Tom Hunter, Award Administrator, says:

Featuring visions as diverse as a dystopian Cumbria and a future Hackney, time-travel adventures in 1960’s Liverpool and an alternate world British Isles in the throes of terrorist attack, through to tech-noir thrillers and a trawl through subconscious worlds where memories fall prey to metaphysical sharks, the Clarke Award has never been so close to home and relevant to the British literary scene.

The Clarke Award has always been about pushing at the speculative edges of its genre. It’s one possible map amongst many, never the whole territory, and this year’s shortlist stands as both the perfect introduction to the state of modern science fiction writing as well as a first tantalising glimpse of possible futures to come.

And those books? Read on.

Shortlist overviews
Abigail Nussbaum at Strange Horizons
Adam Roberts at Futurismic
Lisa Tuttle in The Times
Steven Shaviro
Tony Keen

A poll

The H-Bomb Girl by Stephen Baxter

The Red Men by Matthew de Abaitua

The Carhullan Army by Sarah Hall

The Raw Shark Texts by Steven Hall

The Execution Channel by Ken MacLeod

Black Man by Richard Morgan

So. Run the numbers. Six novels, five publishers. Four stories set in the future. Three first-time nominees — two debut novels, in fact. One young adult book. What else?

(When everyone in the UK’s woken up, there may well be some discussion here, here and here.)

Reactions
John Jarrold
Abigail Nussbaum
Paul Raven
The Guardian
Martin Lewis
Jeff VanderMeer

11 thoughts on “2008 Arthur C Clarke Award Shortlist

  1. Interesting list. I’ve only read one of them (The Execution Channel) and only heard of one other (Black Man). Three of the authors listed here in fact are completely unknown to me (Abaitua, Hall and erm, Hall). I see this as a good sign, as it may just be that the jury has looked beyond the usual suspects.

    On the other hand, this shortlist does neglect two big, important books, Halting State and Brasyl, that I would’ve expected to be shoe-ins. I would’ve traded either of them for the Baxter in a heartbeat. Baxter being one of those writers inexplainably beloved by award juries despite being not all that good, somewhat like Jack McDevitt is over the Atlantic.

  2. Martin: Halting State is a 2008 book in the UK, and hence not eligible for this shortlist. I agree with you about Brasyl, though; it seems to me pretty clearly the most ambitious and successful sf novel published in the UK last year.
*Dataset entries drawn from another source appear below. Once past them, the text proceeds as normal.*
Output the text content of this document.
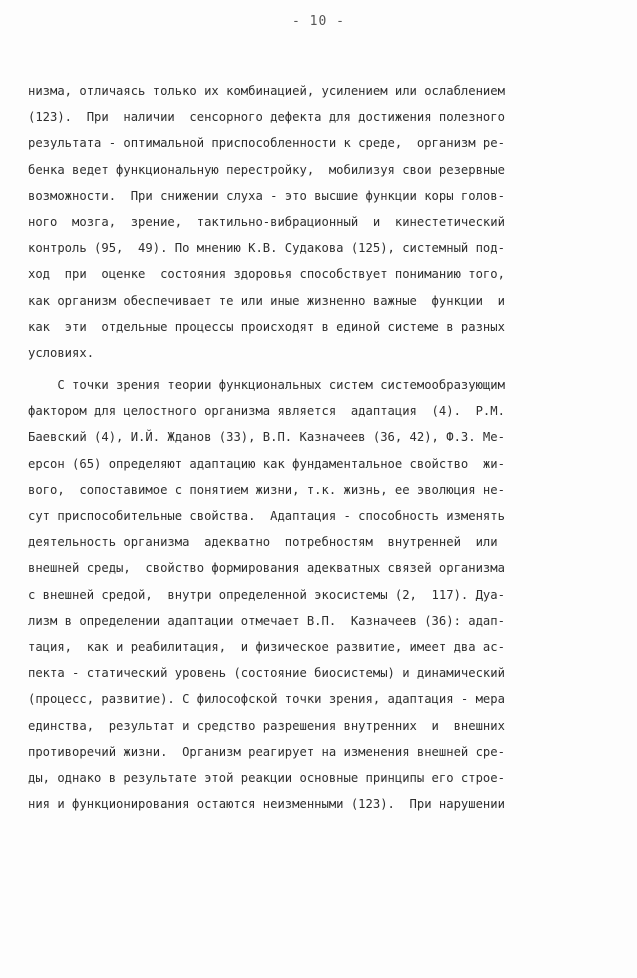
- 10 -
низма, отличаясь только их комбинацией, усилением или ослаблением
(123).  При  наличии  сенсорного дефекта для достижения полезного
результата - оптимальной приспособленности к среде,  организм ре-
бенка ведет функциональную перестройку,  мобилизуя свои резервные
возможности.  При снижении слуха - это высшие функции коры голов-
ного  мозга,  зрение,  тактильно-вибрационный  и  кинестетический
контроль (95,  49). По мнению К.В. Судакова (125), системный под-
ход  при  оценке  состояния здоровья способствует пониманию того,
как организм обеспечивает те или иные жизненно важные  функции  и
как  эти  отдельные процессы происходят в единой системе в разных
условиях.
С точки зрения теории функциональных систем системообразующим
фактором для целостного организма является  адаптация  (4).  Р.М.
Баевский (4), И.Й. Жданов (33), В.П. Казначеев (36, 42), Ф.З. Ме-
ерсон (65) определяют адаптацию как фундаментальное свойство  жи-
вого,  сопоставимое с понятием жизни, т.к. жизнь, ее эволюция не-
сут приспособительные свойства.  Адаптация - способность изменять
деятельность организма  адекватно  потребностям  внутренней  или
внешней среды,  свойство формирования адекватных связей организма
с внешней средой,  внутри определенной экосистемы (2,  117). Дуа-
лизм в определении адаптации отмечает В.П.  Казначеев (36): адап-
тация,  как и реабилитация,  и физическое развитие, имеет два ас-
пекта - статический уровень (состояние биосистемы) и динамический
(процесс, развитие). С философской точки зрения, адаптация - мера
единства,  результат и средство разрешения внутренних  и  внешних
противоречий жизни.  Организм реагирует на изменения внешней сре-
ды, однако в результате этой реакции основные принципы его строе-
ния и функционирования остаются неизменными (123).  При нарушении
  3. I am a Baxter fangirl, butThe H-Bomb Girl is really not at all your typical Baxter novel. I liked it a lot. Black Man is brilliant and I’m glad to see it on there, The Execution Channel didn’t wow me quite as much but I don’t think its place on the shortlist is unwarranted. The omission of Brasyl does surprise me, as it would have been my number one choice for a place on the shortlist, and while I’ve heard of two of the other three I’ve heard nothing about The Raw Shark Texts. Time to get cracking with my reading.

  4. Halting State is a 2008 book in the UK, and hence not eligible for this shortlist.

    Indeed, the Charles Stross novel we received was Glasshouse. (Which means this year’s jury will get Halting State and Saturn’s Children.)

  5. dystopian Cumbria? Nah its really like that up here!

    Seriously wonderful to see Sarah hall on the list.